Even though ``'a'`` is not a key in the dictionary, ``b['a']`` is still
defined: it equals ``exp(b['log(a)'])``. This feature is used to provide
(limited) support for non-Gaussian distributions. Here |BufferDict| ``b``
specifies a distribution that is Gaussain for ``p['log(a)']``, and
therefore log-normal for ``p['a']``. Thus, for example, ::

  >>> [x['a'] for x in gv.raniter(b, n=4)]
  [2.1662650927997817, 2.3350022125310317, 8.732161128765775, 3.578188553455522]

creates a list of four random numbers drawn from a log-normal distribution.
Note that ``'a'`` in this
example is *not* a key in dictionary ``b``, even though both ``b['a']``
and ``b.get('a')`` return values::

  >>> print('a' in b)
  False
  >>> print('log(a)' in b)
  True
  >>> print(list(b))
  ['log(a)']
  >>> print(b['a'], b.get('a'))
  2.7(2.7) 2.7(2.7)

This functionality is used routinely by other modules (e.g., :mod:`lsqfit`).
The supported distributions, and methods for adding new ones, are
described in the documentation for :func:`gvar.BufferDict.add_distribution`,
below.

.. autoclass:: gvar.BufferDict

   The main attributes are:

   .. autoattribute:: size

   .. autoattribute:: flat

   .. autoattribute:: dtype

   .. attribute:: buf

      The (1d) buffer array. Allows direct access to the buffer: for example,
      ``self.buf[i] = new_val`` sets the value of the ``i-th`` element in
      the buffer to value ``new_val``.  Setting ``self.buf = nbuf``
      replaces the old buffer by new buffer ``nbuf``. This only works if
      ``nbuf`` is a one-dimensional :mod:`numpy` array having the same
      length as the old buffer, since ``nbuf`` itself is used as the new
      buffer (not a copy).

   .. attribute:: shape

      Always equal to ``None``. This attribute is included since
      |BufferDict|\s share several attributes with :mod:`numpy` arrays to
      simplify coding that might support either type. Being dictionaries
      they do not have shapes in the sense of :mod:`numpy` arrays (hence
      the shape is ``None``).

   In addition to standard dictionary methods, the main methods here are:

   .. automethod:: flatten()

   .. automethod:: slice(k)

   .. automethod:: slice_shape(k)

   .. automethod:: has_dictkey(k)

   .. automethod:: add_distribution(name, invfcn)

   .. automethod:: del_distribution(invfcn)

   .. automethod:: uniform(fname, umin, umax, shape=())

:class:`gvar.SVD` Objects
---------------------------
SVD analysis is handled by the following class:

.. autoclass:: gvar.SVD(mat, svdcut=None, svdnum=None, compute_delta=False, rescale=False)
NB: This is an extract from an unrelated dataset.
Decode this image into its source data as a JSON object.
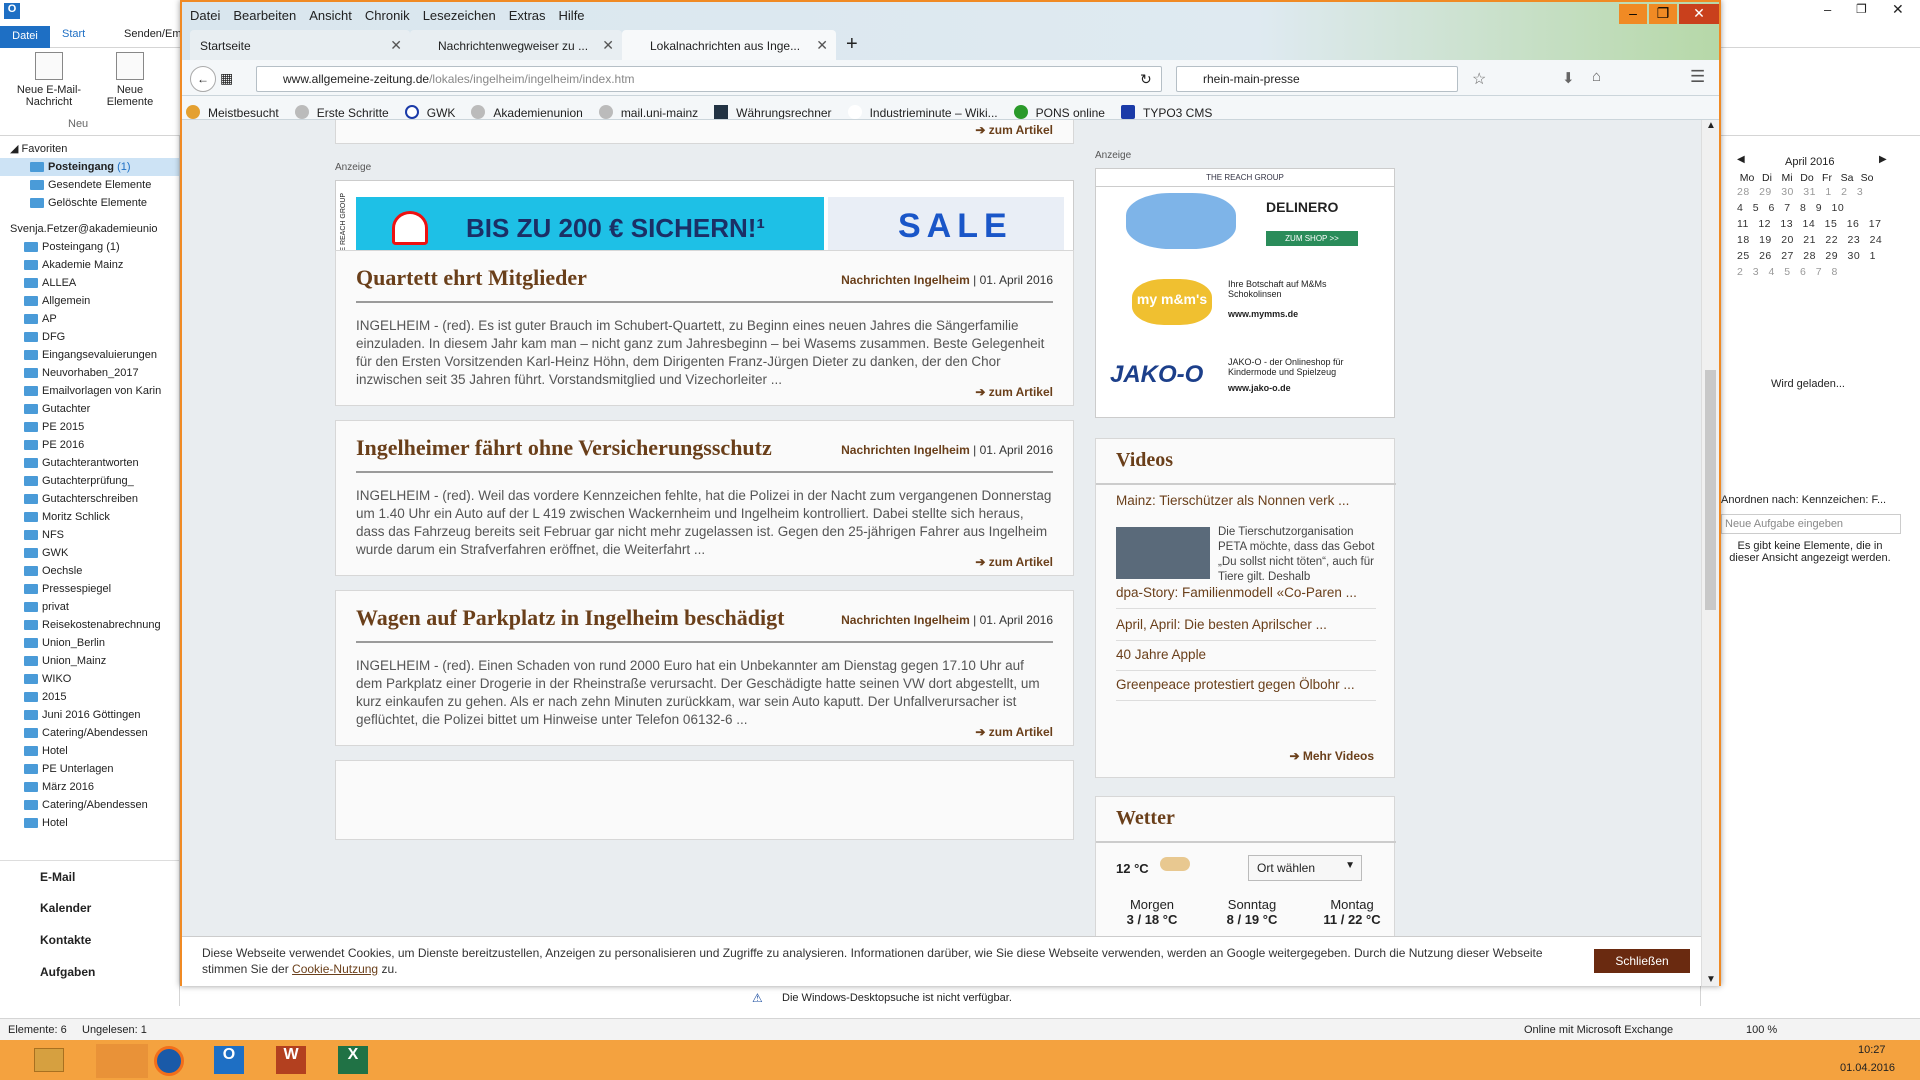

   .. automethod:: decomp(n)

:class:`vegas.PDFIntegrator` and other PDF-related Objects
-----------------------------------------------------------
Expectation values using probability density functions defined by
collections of |GVar|\s can be evaluated using the :mod:`vegas`
module (for multi-dimensional integration) and class
:class:`vegas.PDFIntegrator`. Related classes are:

.. autoclass:: gvar.PDF(g, svdcut=1e-12)

.. autoclass:: gvar.PDFStatistics(moments=None, histogram=None)
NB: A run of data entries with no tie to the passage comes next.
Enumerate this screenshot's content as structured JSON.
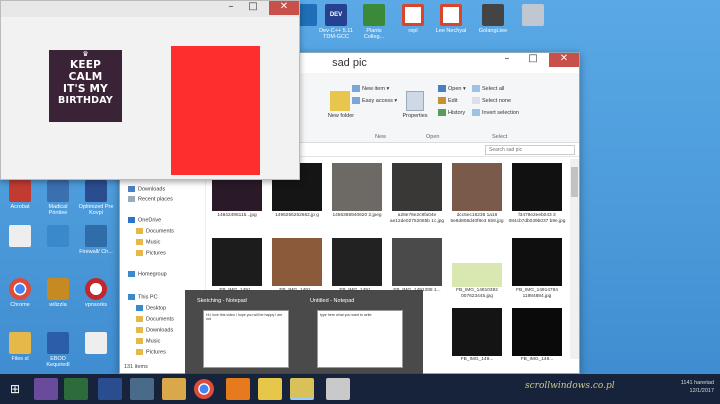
{
  "desktop_top_icons": [
    {
      "label": "",
      "color": "#1f6fb8"
    },
    {
      "label": "Dev-C++ 5.11 TDM-GCC",
      "color": "#26418f"
    },
    {
      "label": "Plants Colleg...",
      "color": "#3a8a3a"
    },
    {
      "label": "repl",
      "color": "#d9452b"
    },
    {
      "label": "Lee Nechyal",
      "color": "#d9452b"
    },
    {
      "label": "GolangLtee",
      "color": "#444444"
    },
    {
      "label": "",
      "color": "#bfc8d2"
    }
  ],
  "desktop_left_icons": [
    {
      "label": "Acrobat",
      "color": "#c23b32"
    },
    {
      "label": "Madical Printiee",
      "color": "#3a6fb0"
    },
    {
      "label": "Optimized Pre Kovpl",
      "color": "#2a4d8f"
    },
    {
      "label": "",
      "color": "#eeeeee"
    },
    {
      "label": "",
      "color": "#3a8acb"
    },
    {
      "label": "Firewall/ Ch...",
      "color": "#2f6ca8"
    },
    {
      "label": "Chrome",
      "color": "#dd4b39"
    },
    {
      "label": "wilizzla",
      "color": "#c58a22"
    },
    {
      "label": "vpnsorks",
      "color": "#c0282d"
    },
    {
      "label": "Files sl",
      "color": "#e6b84a"
    },
    {
      "label": "EBOD Kequiredl",
      "color": "#2b5ea8"
    },
    {
      "label": "",
      "color": "#eeeeee"
    }
  ],
  "top_window": {
    "poster_lines": [
      "KEEP",
      "CALM",
      "IT'S MY",
      "BIRTHDAY"
    ],
    "min_icon": "minimize-icon",
    "max_icon": "maximize-icon",
    "close_glyph": "✕"
  },
  "explorer": {
    "title": "sad pic",
    "close_glyph": "✕",
    "ribbon": {
      "new_item": "New item",
      "easy_access": "Easy access",
      "new_folder": "New folder",
      "new_group": "New",
      "open": "Open",
      "edit": "Edit",
      "history": "History",
      "properties": "Properties",
      "open_group": "Open",
      "select_all": "Select all",
      "select_none": "Select none",
      "invert_selection": "Invert selection",
      "select_group": "Select"
    },
    "search_placeholder": "Search sad pic",
    "nav": {
      "downloads": "Downloads",
      "recent_places": "Recent places",
      "onedrive": "OneDrive",
      "documents": "Documents",
      "music": "Music",
      "pictures": "Pictures",
      "homegroup": "Homegroup",
      "this_pc": "This PC",
      "desktop": "Desktop",
      "documents2": "Documents",
      "downloads2": "Downloads",
      "music2": "Music",
      "pictures2": "Pictures"
    },
    "row1_captions": [
      "14842495115...jpg",
      "1496256252662.jp g",
      "1456368940620 2.jpeg",
      "a28e76e2c9fa04e ae12de02752085b 1c.jpg",
      "dcc5ec16238 1a16 5e8d808d40f8e3 5b9.jpg",
      "f3478e2eeb043 3 084cb7db039b037 b9e.jpg"
    ],
    "row2_captions": [
      "FB_IMG_1491...",
      "FB_IMG_1491...",
      "FB_IMG_1491...",
      "FB_IMG_1491285 1...",
      "FB_IMG_14810392 007623445.jpg",
      "FB_IMG_14914784 11984884.jpg"
    ],
    "row3_captions": [
      "",
      "",
      "",
      "",
      "FB_IMG_149...",
      "FB_IMG_149..."
    ],
    "status": "131 items"
  },
  "preview": {
    "left_title": "Sketching - Notepad",
    "right_title": "Untitled - Notepad",
    "left_text": "Hi i love this video i hope you will be happy i am not",
    "right_text": "type here what you want to write"
  },
  "taskbar": {
    "tray_time": "1141 hanetad",
    "tray_date": "12/1/2017"
  },
  "watermark": "scrollwindows.co.pl"
}
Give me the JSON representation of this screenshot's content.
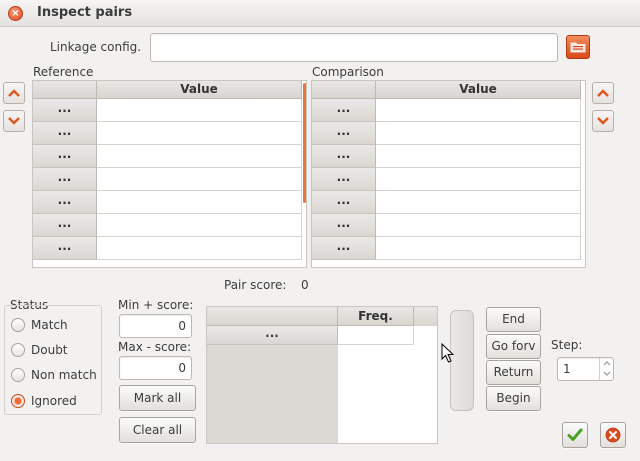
{
  "window": {
    "title": "Inspect pairs"
  },
  "linkage": {
    "label": "Linkage config.",
    "value": ""
  },
  "reference": {
    "label": "Reference",
    "columns": [
      "",
      "Value"
    ],
    "rows": [
      "...",
      "...",
      "...",
      "...",
      "...",
      "...",
      "..."
    ]
  },
  "comparison": {
    "label": "Comparison",
    "columns": [
      "",
      "Value"
    ],
    "rows": [
      "...",
      "...",
      "...",
      "...",
      "...",
      "...",
      "..."
    ]
  },
  "pair_score": {
    "label": "Pair score:",
    "value": "0"
  },
  "status": {
    "label": "Status",
    "options": [
      "Match",
      "Doubt",
      "Non match",
      "Ignored"
    ],
    "selected": "Ignored"
  },
  "scores": {
    "min_label": "Min + score:",
    "min_value": "0",
    "max_label": "Max - score:",
    "max_value": "0"
  },
  "buttons": {
    "mark_all": "Mark all",
    "clear_all": "Clear all",
    "end": "End",
    "go_forward": "Go forv",
    "return": "Return",
    "begin": "Begin"
  },
  "freq_table": {
    "columns": [
      "",
      "Freq."
    ],
    "rows": [
      "..."
    ]
  },
  "step": {
    "label": "Step:",
    "value": "1"
  },
  "colors": {
    "accent": "#e8763f",
    "ok_green": "#4aa125",
    "cancel_red": "#df4a1d"
  },
  "icons": {
    "close": "close-icon",
    "folder": "folder-open-icon",
    "up": "chevron-up-icon",
    "down": "chevron-down-icon",
    "ok": "checkmark-icon",
    "cancel": "cancel-icon"
  }
}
.. autoclass:: gvar.PDFHistogram(g, nbin=None, binwidth=None, bins=None)

  The main methods are:

  .. automethod:: count(data)

  .. automethod:: analyze(count)

  .. automethod:: make_plot(count, plot=None, show=False, , plottype='probability', bar=dict(alpha=0.15, color='b'), errorbar=dict(fmt='b.'), gaussian=dict(ls='--', c='r'))

Requirements
------------
:mod:`gvar` makes heavy use of :mod:`numpy` for array manipulations. It
also uses the :mod:`numpy` code for implementing elementary functions
(*e.g.*, ``sin``, ``exp`` ...) in terms of member functions.